Website noting mistakes in media

Moviemistakes.com is a website that notes mistakes and continuity errors found in film and television projects, with some books and games, and supplementary material covering trivia, quotes, DVD Easter eggs and movie trailers. It was created by Jon Sandys in September 1996. The site categorises mistakes into nine different areas: continuity, factual errors, mistakes that reveal the film-making process, visible crew or equipment, plot holes, audio problems, deliberate "mistakes", character mistakes, and "other".

As of 29 January 2021 the site listed over 160,000 mistakes and 20,000 items of trivia from more than 13,000 titles.

== History ==
Sandys initially became interested in movie errors after noting mistakes in Jurassic Park and True Lies while attending the Royal Grammar School. He began the Movie Mistakes website in 1996 as a single page with a few listings and an email address. Following his move to Southampton University, he operated the site from the university's server. In 1998, a Times article on movie mistakes mentioned the site, leading to an increase in traffic. In 1999 the site outgrew the university servers and moved to a dedicated server, along with promotion and advertising to finance operations.

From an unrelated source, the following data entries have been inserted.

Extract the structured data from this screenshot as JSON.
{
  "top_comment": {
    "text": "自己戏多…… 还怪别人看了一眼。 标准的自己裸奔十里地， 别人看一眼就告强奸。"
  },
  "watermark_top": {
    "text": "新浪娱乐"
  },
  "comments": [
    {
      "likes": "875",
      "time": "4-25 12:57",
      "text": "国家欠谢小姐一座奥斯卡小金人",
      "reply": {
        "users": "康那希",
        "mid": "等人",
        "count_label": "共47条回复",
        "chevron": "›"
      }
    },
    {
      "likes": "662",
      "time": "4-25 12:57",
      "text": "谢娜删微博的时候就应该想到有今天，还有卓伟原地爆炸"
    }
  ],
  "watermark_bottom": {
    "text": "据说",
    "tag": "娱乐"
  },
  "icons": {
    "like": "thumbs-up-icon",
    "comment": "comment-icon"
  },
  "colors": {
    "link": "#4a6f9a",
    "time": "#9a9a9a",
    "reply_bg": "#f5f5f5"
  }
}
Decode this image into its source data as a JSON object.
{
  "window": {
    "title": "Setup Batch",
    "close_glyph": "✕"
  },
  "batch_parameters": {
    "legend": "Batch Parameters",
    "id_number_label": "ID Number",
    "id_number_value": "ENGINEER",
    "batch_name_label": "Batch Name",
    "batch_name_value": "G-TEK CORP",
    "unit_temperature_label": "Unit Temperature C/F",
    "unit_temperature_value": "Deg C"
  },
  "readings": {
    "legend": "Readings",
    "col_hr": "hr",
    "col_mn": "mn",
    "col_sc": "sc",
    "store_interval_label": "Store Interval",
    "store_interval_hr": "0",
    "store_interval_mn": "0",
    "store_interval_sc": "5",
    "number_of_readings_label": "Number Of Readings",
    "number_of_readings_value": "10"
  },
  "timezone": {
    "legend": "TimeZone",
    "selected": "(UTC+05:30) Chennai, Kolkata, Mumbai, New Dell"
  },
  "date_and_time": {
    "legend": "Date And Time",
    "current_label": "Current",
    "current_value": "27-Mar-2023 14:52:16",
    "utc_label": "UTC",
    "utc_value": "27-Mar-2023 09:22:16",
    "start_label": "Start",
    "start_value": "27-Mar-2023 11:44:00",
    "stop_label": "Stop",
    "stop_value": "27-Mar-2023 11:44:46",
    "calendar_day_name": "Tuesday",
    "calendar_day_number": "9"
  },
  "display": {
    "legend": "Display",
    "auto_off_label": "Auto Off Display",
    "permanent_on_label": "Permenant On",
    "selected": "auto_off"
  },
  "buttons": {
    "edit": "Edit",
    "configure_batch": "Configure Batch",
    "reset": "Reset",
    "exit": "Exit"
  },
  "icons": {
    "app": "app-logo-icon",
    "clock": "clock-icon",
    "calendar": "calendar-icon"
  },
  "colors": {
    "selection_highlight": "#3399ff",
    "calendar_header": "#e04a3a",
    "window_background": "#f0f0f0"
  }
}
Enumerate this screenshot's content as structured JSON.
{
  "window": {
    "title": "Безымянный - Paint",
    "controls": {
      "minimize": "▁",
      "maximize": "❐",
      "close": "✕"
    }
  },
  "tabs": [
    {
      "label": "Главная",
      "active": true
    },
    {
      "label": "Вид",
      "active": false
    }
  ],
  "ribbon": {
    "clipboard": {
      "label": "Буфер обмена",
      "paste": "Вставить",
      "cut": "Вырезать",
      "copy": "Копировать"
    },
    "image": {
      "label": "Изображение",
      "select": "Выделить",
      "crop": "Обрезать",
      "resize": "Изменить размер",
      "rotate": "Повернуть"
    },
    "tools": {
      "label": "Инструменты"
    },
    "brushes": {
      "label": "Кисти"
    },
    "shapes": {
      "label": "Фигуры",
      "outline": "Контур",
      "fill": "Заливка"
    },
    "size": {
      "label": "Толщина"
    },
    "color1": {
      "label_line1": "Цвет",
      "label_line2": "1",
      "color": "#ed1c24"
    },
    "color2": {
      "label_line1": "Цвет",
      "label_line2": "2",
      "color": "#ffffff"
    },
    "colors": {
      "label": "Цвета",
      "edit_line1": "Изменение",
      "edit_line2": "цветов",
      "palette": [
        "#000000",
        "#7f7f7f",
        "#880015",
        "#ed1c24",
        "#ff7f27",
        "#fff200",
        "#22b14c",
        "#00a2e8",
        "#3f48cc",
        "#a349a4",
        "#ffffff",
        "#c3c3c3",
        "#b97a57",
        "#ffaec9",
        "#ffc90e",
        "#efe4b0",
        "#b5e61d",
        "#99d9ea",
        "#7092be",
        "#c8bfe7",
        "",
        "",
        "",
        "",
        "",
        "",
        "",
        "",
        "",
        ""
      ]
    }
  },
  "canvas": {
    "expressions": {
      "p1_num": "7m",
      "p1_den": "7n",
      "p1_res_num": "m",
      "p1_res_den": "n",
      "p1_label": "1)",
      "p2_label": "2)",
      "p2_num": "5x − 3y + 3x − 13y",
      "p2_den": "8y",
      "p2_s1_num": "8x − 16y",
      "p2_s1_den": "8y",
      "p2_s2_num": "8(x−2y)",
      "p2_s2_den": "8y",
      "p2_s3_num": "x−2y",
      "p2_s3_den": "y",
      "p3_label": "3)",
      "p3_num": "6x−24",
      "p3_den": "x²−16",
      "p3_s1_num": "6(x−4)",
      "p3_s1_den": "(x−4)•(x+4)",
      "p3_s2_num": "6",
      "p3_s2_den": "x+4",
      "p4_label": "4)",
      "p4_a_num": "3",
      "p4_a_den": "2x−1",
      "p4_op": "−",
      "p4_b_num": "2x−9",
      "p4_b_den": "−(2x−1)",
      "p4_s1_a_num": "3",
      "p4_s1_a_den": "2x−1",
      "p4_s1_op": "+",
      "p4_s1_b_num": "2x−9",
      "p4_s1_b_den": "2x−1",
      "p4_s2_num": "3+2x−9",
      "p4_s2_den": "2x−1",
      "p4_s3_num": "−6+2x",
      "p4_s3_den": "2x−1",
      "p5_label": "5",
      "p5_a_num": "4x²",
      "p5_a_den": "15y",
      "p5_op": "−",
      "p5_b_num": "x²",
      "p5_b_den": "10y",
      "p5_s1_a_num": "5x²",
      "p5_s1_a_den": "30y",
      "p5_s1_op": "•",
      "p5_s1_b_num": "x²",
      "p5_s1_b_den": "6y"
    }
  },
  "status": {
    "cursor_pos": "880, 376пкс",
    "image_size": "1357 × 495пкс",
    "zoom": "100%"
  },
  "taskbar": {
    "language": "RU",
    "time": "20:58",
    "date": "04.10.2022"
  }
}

On April 9, 2001, the site again grew in popularity following a Daily Mirror article on mistakes in the film Gladiator. On the same day, Sandys was invited to appear on the UK morning show The Big Breakfast to discuss movie mistakes, which became a weekly feature on the show until its cancellation. This exposure led to further interest in the website, the increased traffic leading to a temporary shutdown while the systems were upgraded. With these developments, Sandys began to work on the site on a full-time basis.

By 2003 the site was averaging 26,000 hits a day and a then-record 100,000 hits in December 2003 when an article on mistakes in The Lord of the Rings: The Return of the King was posted on Slashdot, crashing the site server. A server upgrade was prompted in January 2005 when a list of the "Top Mistakes of 2004" was copied by several publications and the site received a record 150,000 hits, again crashing the site.

The site has been referenced in interviews with film-makers, including Peter Jackson and Gore Verbinski.

In 2003 the site began to sell annual memberships with premium features. Content has expanded to include various lists of mistakes, along with pictures, videos, and a section for questions. It was listed as one of PC Magazine's Best Web Sites for Movie Fans in 2008. The site currently receives around 15,000 unique visitors per day.